Many economists expect U.S. inflation to rise from 8.6% to 8.8% for the month of July and for the core inflation rate to slip from 6% to 5.7% after energy and food prices are excluded from the goods basket under the microscope. 

“Since the start of this year, there has been a clear bias towards a stronger USD on days when CPI numbers are released. Keep this in mind on Wednesday,” says Bipan Rai, North American head of FX strategy at CIBC Capital Markets. 

U.S. inflation figures are the first major hurdle for all currencies this week but will be followed closely by Thursday’s release of June employment figures in Australia and Melbourne Institute Inflation Expectations survey, both of which can impact the Reserve Bank of Australia (RBA) interest rate outlook. 


Above: AUD/USD shown at weekly intervals with Fibonacci retracements of March and April 2020 recovery rallies indicating areas of possible medium-term technical support. Click image for closer inspection.


The RBA lifted its cash rate by 0.5% for a second time last week, taking it up to 1.35%, but said nothing to encourage financial markets to ramp up expectations for the cash rate in subsequent months, expectations which many analysts and economists view as excessive.

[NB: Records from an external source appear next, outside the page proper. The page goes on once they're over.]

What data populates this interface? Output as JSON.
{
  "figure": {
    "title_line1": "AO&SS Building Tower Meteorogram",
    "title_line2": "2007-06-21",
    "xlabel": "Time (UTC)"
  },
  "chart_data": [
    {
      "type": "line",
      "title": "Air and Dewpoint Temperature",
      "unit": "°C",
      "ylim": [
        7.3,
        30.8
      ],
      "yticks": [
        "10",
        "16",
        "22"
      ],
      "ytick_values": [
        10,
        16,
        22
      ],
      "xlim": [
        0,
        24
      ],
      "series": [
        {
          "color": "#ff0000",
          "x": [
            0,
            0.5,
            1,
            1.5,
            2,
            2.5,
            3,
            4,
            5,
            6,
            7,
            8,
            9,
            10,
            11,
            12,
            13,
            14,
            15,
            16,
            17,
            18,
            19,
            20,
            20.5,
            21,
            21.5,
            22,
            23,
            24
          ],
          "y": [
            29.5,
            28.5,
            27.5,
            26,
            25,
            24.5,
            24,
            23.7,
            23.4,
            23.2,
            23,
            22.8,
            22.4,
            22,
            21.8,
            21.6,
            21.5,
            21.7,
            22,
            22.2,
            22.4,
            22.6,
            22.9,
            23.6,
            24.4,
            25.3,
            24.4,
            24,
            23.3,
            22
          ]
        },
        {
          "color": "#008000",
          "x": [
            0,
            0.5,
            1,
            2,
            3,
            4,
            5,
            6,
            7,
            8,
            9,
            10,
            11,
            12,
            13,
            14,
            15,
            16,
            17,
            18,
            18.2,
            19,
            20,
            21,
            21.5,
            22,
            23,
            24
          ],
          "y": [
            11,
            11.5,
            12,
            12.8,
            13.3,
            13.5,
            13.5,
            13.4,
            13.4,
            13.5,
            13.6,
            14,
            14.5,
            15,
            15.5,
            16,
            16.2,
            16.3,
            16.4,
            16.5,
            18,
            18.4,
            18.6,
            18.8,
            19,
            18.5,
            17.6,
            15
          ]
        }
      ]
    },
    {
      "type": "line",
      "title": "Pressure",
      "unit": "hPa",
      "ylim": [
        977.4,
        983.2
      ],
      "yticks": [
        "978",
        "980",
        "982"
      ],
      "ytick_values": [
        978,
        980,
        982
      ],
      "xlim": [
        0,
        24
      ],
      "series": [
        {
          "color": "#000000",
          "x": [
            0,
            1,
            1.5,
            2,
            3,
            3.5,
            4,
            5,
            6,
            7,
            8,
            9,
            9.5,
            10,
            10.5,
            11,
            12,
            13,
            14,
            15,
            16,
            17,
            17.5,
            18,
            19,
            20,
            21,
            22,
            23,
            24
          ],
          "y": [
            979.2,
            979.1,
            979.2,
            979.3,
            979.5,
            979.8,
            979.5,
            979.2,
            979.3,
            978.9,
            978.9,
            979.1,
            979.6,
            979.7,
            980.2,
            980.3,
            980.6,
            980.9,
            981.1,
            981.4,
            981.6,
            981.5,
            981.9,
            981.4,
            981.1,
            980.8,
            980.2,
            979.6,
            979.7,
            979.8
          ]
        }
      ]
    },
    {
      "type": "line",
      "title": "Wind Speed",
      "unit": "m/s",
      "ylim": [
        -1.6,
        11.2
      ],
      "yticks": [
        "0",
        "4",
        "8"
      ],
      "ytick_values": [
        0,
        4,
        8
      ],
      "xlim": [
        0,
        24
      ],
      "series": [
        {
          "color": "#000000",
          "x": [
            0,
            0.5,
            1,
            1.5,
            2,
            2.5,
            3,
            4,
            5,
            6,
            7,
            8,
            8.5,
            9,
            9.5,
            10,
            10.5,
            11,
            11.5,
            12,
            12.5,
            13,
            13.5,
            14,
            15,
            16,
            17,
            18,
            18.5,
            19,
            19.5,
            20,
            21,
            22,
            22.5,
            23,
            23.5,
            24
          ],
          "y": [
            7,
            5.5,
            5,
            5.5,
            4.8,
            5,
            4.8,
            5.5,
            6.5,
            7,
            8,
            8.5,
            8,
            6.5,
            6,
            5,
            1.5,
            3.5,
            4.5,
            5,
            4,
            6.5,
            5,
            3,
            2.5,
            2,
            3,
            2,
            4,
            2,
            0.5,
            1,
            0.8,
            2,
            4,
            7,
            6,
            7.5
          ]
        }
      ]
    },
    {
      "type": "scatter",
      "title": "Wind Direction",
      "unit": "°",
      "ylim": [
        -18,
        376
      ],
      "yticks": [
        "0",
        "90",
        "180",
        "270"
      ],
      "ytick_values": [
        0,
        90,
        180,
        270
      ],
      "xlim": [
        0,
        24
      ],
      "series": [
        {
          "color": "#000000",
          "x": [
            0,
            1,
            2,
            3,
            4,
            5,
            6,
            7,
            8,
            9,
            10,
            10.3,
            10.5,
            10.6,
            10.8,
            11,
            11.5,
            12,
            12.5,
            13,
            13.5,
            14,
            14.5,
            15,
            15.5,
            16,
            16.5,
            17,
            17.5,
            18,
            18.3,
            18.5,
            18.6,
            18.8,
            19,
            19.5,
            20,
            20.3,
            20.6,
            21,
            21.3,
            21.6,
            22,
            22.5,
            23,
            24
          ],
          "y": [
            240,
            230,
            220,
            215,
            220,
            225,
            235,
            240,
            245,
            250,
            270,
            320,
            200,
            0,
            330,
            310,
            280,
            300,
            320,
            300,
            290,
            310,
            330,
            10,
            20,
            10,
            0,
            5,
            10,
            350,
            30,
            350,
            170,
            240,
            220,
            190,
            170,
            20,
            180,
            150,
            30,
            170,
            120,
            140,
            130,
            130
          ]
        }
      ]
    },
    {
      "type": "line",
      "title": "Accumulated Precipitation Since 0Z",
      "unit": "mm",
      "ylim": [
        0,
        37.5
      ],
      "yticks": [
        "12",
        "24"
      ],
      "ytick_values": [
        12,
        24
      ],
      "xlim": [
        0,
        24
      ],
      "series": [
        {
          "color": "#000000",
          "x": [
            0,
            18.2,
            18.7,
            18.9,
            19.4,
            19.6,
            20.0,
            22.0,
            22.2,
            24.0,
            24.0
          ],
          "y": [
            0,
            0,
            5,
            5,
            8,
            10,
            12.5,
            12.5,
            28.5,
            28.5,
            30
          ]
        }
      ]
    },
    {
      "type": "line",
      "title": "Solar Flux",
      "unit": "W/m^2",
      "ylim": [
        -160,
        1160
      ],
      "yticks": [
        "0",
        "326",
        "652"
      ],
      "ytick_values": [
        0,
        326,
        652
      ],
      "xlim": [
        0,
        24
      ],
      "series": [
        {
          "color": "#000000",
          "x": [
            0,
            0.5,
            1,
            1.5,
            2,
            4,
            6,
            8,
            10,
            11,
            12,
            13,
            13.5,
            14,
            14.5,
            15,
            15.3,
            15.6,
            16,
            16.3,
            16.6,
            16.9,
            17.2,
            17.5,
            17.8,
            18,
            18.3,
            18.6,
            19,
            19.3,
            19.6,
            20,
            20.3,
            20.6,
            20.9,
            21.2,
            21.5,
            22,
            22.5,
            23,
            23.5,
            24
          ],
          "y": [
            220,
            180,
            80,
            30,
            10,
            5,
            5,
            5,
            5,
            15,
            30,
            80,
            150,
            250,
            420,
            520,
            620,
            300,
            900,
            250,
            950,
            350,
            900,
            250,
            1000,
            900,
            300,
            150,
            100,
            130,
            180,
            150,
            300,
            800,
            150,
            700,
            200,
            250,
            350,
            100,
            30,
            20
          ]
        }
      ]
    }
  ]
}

"It is important that we chart our way back to an inflation rate in the 2 to 3 per cent target range. We do not need to, nor can we, get there immediately," RBA Governor Philip Lowe told the American Chamber of Commerce in Australia (AMCHAM) in a late June speech.

"Australia has long had a flexible medium-term inflation target, which, by design, can accommodate deviations of inflation from target. For a number of years inflation was below target and now it is above. What is important here is that we chart a credible path back to an inflation rate of 2 to 3 per cent,” he added

Australia’s employment data comes ahead of second quarter GDP data due to be released in China during the early hours of Europe’s Friday morning, which is released alongside a raft of other important economic figures and could impact overall market risk appetite as well as the Aussie.